— Видишь деревню? Будешь её брать. Матвеев, черноволосый, крупный, на последнюю дырочку затянутый по животу широким ремнём, с мясистыми щеками и странными на этом полнокровном лице тоскующими глазами, долго смотрел на деревню, потом так же долго смотрел на карту, придерживая её на планшетке толстыми пальцами, — ветер трепал углы.

— Может не даться в лоб, — сказал он наконец, посопев, и потянул себя за ухо. Тройников глянул на его яркие тугие губы, медленно произносившие слова. В этом сильном мужском теле с богатой растительностью была немужская душа. По необъяснимой причине она досталась Прищемихину, который рядом с Матвеевым казался подростком. Подросток с морщинистым лицом, узкими глазами, в которых мелькала быстрая мысль, большими оттопыренными ушами и вздёрнутым носом, в ноздри которого было глубоко видно. Был Прищемихин опытен в военном деле, и хотя задача пока что ставилась не его полку, он, времени не теряя, прикидывал её по карте.
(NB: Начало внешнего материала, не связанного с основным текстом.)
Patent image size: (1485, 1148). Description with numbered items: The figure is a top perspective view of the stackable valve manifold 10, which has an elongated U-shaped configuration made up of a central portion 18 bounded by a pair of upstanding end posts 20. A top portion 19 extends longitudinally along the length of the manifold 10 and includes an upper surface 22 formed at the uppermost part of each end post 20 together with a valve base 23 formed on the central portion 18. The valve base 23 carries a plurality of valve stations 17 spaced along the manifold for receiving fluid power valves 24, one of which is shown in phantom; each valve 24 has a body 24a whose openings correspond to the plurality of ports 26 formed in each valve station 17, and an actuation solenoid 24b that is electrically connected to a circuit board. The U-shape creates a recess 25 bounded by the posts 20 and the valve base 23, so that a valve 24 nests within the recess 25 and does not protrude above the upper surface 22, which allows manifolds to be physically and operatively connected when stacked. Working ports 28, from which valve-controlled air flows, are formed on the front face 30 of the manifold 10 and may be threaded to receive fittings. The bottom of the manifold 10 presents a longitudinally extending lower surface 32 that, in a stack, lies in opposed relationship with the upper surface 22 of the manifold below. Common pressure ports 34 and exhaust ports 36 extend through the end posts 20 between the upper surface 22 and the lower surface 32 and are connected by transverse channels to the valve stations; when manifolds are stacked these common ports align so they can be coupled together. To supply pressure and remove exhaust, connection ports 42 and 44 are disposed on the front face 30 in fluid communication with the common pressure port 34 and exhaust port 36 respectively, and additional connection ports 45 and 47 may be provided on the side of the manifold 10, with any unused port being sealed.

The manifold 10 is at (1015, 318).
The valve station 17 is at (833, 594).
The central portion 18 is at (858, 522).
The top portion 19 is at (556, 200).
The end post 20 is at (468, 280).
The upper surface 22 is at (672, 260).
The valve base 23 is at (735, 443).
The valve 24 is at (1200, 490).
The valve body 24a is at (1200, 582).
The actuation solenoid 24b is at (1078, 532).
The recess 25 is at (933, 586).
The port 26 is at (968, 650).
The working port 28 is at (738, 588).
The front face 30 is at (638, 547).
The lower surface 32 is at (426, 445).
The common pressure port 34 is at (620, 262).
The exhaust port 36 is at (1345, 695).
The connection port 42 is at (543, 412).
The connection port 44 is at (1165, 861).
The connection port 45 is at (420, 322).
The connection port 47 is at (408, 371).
— Ну и прав немец, что не дастся в лоб, — сказал Тройников. — Дурак он, что ли? А поверить, что мы дураки, в это он поверит: не мы его, он нас бьёт. Брать деревню будешь ты. А возьмёт её Прищемихин. Понял? Удар твой ложный. Немца притянешь на себя, свяжешь его в бою, а Прищемихин тем временем выйдет в тыл. Иди сюда, Прищемихин. Река, огибая деревню, текла до леса и там, разлившись широко, заворачивала на запад в отлогих берегах — от нас на левом фланге, от немцев — на правом. И но нашему берегу в зеленой осоке кое-где стёклышком на солнце блестела в низине вода. Это было болото, обмелевшее сейчас и подсыхавшее в июльскую жару без дождей. Болото, река, а за рекой на том берегу по лугу — немецкие позиции.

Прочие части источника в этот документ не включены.